Isn’t it cute? There are a lot of animals to choose from.
Most kids with autism face social skills challenges. While they can be worse when children are younger and learning to relate to others, building relationships is a learned skill that can take years. Even kids without autism can struggle socially sometimes and social skills therapy programs can be costly and take some time. They’re not always covered by private insurance and sometimes it’s just one more thing for a stressed out autism parent to try to fit into an already crammed schedule.
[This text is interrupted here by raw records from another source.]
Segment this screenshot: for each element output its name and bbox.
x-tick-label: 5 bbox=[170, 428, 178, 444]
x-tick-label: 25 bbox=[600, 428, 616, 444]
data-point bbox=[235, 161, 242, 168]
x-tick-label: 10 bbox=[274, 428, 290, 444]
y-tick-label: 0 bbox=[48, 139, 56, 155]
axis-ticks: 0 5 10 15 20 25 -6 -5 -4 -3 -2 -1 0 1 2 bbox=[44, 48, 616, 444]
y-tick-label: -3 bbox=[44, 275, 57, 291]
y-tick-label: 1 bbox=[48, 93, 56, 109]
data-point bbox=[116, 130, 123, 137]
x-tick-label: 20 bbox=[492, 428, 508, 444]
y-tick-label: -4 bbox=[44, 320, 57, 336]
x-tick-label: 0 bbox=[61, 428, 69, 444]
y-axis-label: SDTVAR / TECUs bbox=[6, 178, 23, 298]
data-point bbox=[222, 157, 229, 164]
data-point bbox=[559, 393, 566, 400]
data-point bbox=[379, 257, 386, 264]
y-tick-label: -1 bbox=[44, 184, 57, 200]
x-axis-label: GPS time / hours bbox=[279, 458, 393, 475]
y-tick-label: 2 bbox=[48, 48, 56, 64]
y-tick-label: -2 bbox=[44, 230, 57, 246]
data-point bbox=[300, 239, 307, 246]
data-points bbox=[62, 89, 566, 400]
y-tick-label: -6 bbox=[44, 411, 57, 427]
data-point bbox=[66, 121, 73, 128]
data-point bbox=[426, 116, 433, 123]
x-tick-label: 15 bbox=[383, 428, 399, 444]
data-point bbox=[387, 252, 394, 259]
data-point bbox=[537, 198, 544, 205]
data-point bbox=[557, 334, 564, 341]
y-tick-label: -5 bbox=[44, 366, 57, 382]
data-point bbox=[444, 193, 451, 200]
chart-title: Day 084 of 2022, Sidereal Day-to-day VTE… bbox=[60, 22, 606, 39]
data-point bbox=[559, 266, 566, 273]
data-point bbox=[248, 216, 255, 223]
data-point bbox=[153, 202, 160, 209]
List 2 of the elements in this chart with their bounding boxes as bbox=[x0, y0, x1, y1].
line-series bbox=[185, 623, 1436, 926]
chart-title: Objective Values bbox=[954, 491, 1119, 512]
Written by Eileen Kennedy-Moore, PhD and Christine McLaughlin, it’s full of research-based practical solutions that fit people of all ages. There are cartoons that fit both boys and girls and make it less work and more fun than many approaches to social skills. Confession: I’m reading this one completely and keeping it. (It’s a proof copy so the cover may change.) My son’s 16 now but there are things in here that would help him.
The book covers things like inviting friends, how to notice stop signals in relationships, how to say no when needed, blending in, speaking up and letting go in relation to making friends. This book on making and keeping friends is a worthy investment for any parent trying to help their child with social skills and making friends. Watching your child not have good friendships can be heartbreaking. One of my favorite cartoons was about Hannah’s haircut. Parents of autistic kids will understand that our children can be brutally honest. They don’t mean to be, but they are answering a question and not lying, so if someone says “Do you like my new hair cut?” they may just say no. The book approaches interactions such as this, showing them ways to respond without hurting feelings or lying. Helping them learn how to blend in can be critical building blocks to social success or fitting in on a level in which they’re comfortable. Available in July 2017, keep an eye out for this book!
Isn’t this little guy adorable? Now that they’re able to diagnose autism earlier and earlier, giving infants tactile opportunities with brightly colored toys can help parents see if they’re tracking or are interested in playing with toys. One-on-one time is such a great thing for the development of babies, and a rattly toy helps you determine how your child reacts to loud sounds. It’s a sign I was unaware to look for in my own son, until I started noticing more things were occurring. I wish I’d known more! You can find this Playgro Bead Buddy Giraffe at Amazon and other stores.
Many kids with autism respond favorably to water and water play. (Sadly, drowning is a very common cause of death for children with autism. They are drawn to it for some reason.) My son used to take 2-3 baths a day sometimes — not for cleanliness, but for calming — so an item like this Youkidoo Spin ‘n’ Sort Spout Pro would have been a fun interactive toy. Look at all the fun things it does!
I hope this helps anyone dealing with autism with the answer to some of the social or sensory issues our kids face. If you’re a friend or family member of a child on the ASD spectrum, these can also make great gifts for them or their parents. Be kind to those already stressed families and give them a hug, too!